Les treize épisodes et les 25 heures de projection du deuxième volet, Die zweite Heimat (1988 -1993), ample fresque consacrée à la jeunesse étudiante munichoise entre 1960 et 1970, connaît un succès public moindre mais constitue assurément une des entreprises les plus démesurées et les plus passionnantes de l’histoire du cinéma et de la télévision.
Le cycle connaît, en 2004, une conclusion provisoire avec les six épisodes de Heimat 3 – Chronik einer Zeitenwende consacrés aux années 1989 à 2000 et à l’Allemagne réunifiée. Suivra cependant, en 2006, un montage de scènes non utilisées précédemment présenté à Venise sous le titre Heimat-Fragmente – Die Frauen.

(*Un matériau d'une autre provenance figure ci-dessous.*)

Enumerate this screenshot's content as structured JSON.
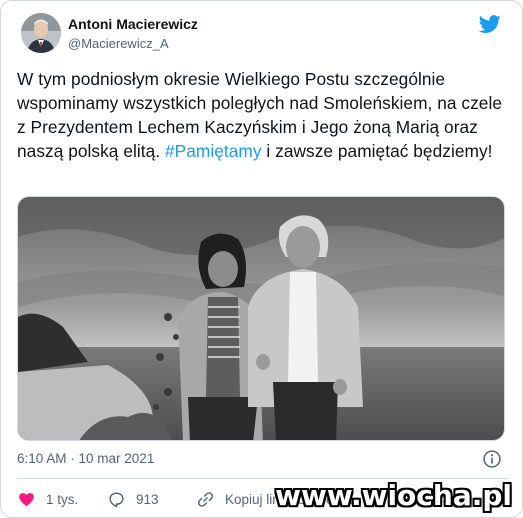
{
  "author": {
    "display_name": "Antoni Macierewicz",
    "handle": "@Macierewicz_A"
  },
  "tweet": {
    "text_before": "W tym podniosłym okresie Wielkiego Postu szczególnie wspominamy wszystkich poległych nad Smoleńskiem, na czele z Prezydentem Lechem Kaczyńskim i Jego żoną Marią oraz naszą polską elitą. ",
    "hashtag": "#Pamiętamy",
    "text_after": " i zawsze pamiętać będziemy!"
  },
  "meta": {
    "timestamp": "6:10 AM · 10 mar 2021"
  },
  "actions": {
    "likes": "1 tys.",
    "replies": "913",
    "copy_link": "Kopiuj link do Tweeta"
  },
  "watermark": "www.wiocha.pl",
  "colors": {
    "accent": "#1d9bf0",
    "text": "#0f1419",
    "secondary": "#536471",
    "like": "#f91880"
  }
}
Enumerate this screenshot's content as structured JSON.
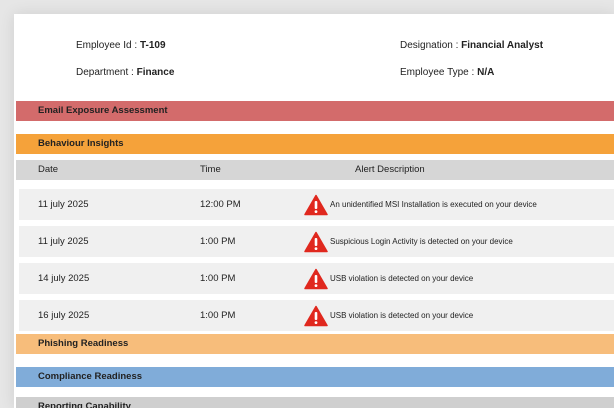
{
  "employee": {
    "id_label": "Employee Id :",
    "id_value": "T-109",
    "designation_label": "Designation :",
    "designation_value": "Financial Analyst",
    "department_label": "Department :",
    "department_value": "Finance",
    "type_label": "Employee Type :",
    "type_value": "N/A"
  },
  "sections": {
    "email": "Email Exposure Assessment",
    "behaviour": "Behaviour Insights",
    "phishing": "Phishing Readiness",
    "compliance": "Compliance Readiness",
    "reporting": "Reporting Capability"
  },
  "colors": {
    "email": "#d36b6b",
    "behaviour": "#f5a23a",
    "phishing": "#f7bd7b",
    "compliance": "#80acd9",
    "reporting": "#cfcfcf",
    "alert_icon": "#e0281e"
  },
  "table": {
    "headers": [
      "Date",
      "Time",
      "Alert Description"
    ],
    "rows": [
      {
        "date": "11 july 2025",
        "time": "12:00 PM",
        "icon": "warning-triangle-icon",
        "description": "An unidentified MSI Installation is executed on your device"
      },
      {
        "date": "11 july 2025",
        "time": "1:00 PM",
        "icon": "warning-triangle-icon",
        "description": "Suspicious Login Activity is detected on your device"
      },
      {
        "date": "14 july 2025",
        "time": "1:00 PM",
        "icon": "warning-triangle-icon",
        "description": "USB violation is detected on your device"
      },
      {
        "date": "16 july 2025",
        "time": "1:00 PM",
        "icon": "warning-triangle-icon",
        "description": "USB violation is detected on your device"
      }
    ]
  }
}
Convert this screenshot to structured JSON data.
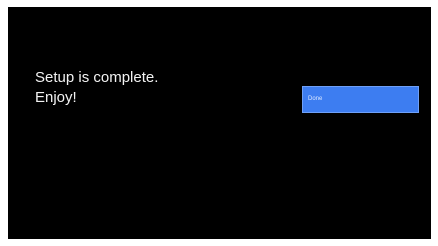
{
  "screen": {
    "message_line1": "Setup is complete.",
    "message_line2": "Enjoy!"
  },
  "done_button": {
    "label": "Done"
  },
  "colors": {
    "background": "#000000",
    "text": "#f2f2f2",
    "accent": "#3d7df1"
  }
}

Après l’expérience de Ortswechsel, présenté au Festival de Donaueschingen en 2007, Reitz revient donc une nouvelle fois, mais sous un angle inattendu, à la chronique du village imaginaire de Schabach dans le Hunsrück et au cycle familial des Simon avec cette Autre Heimat évoquant le rêve d’un ailleurs sud-américain de paysans accablés par la misère et les vexations dans l’Allemagne morcelée issue du Congrès de Vienne.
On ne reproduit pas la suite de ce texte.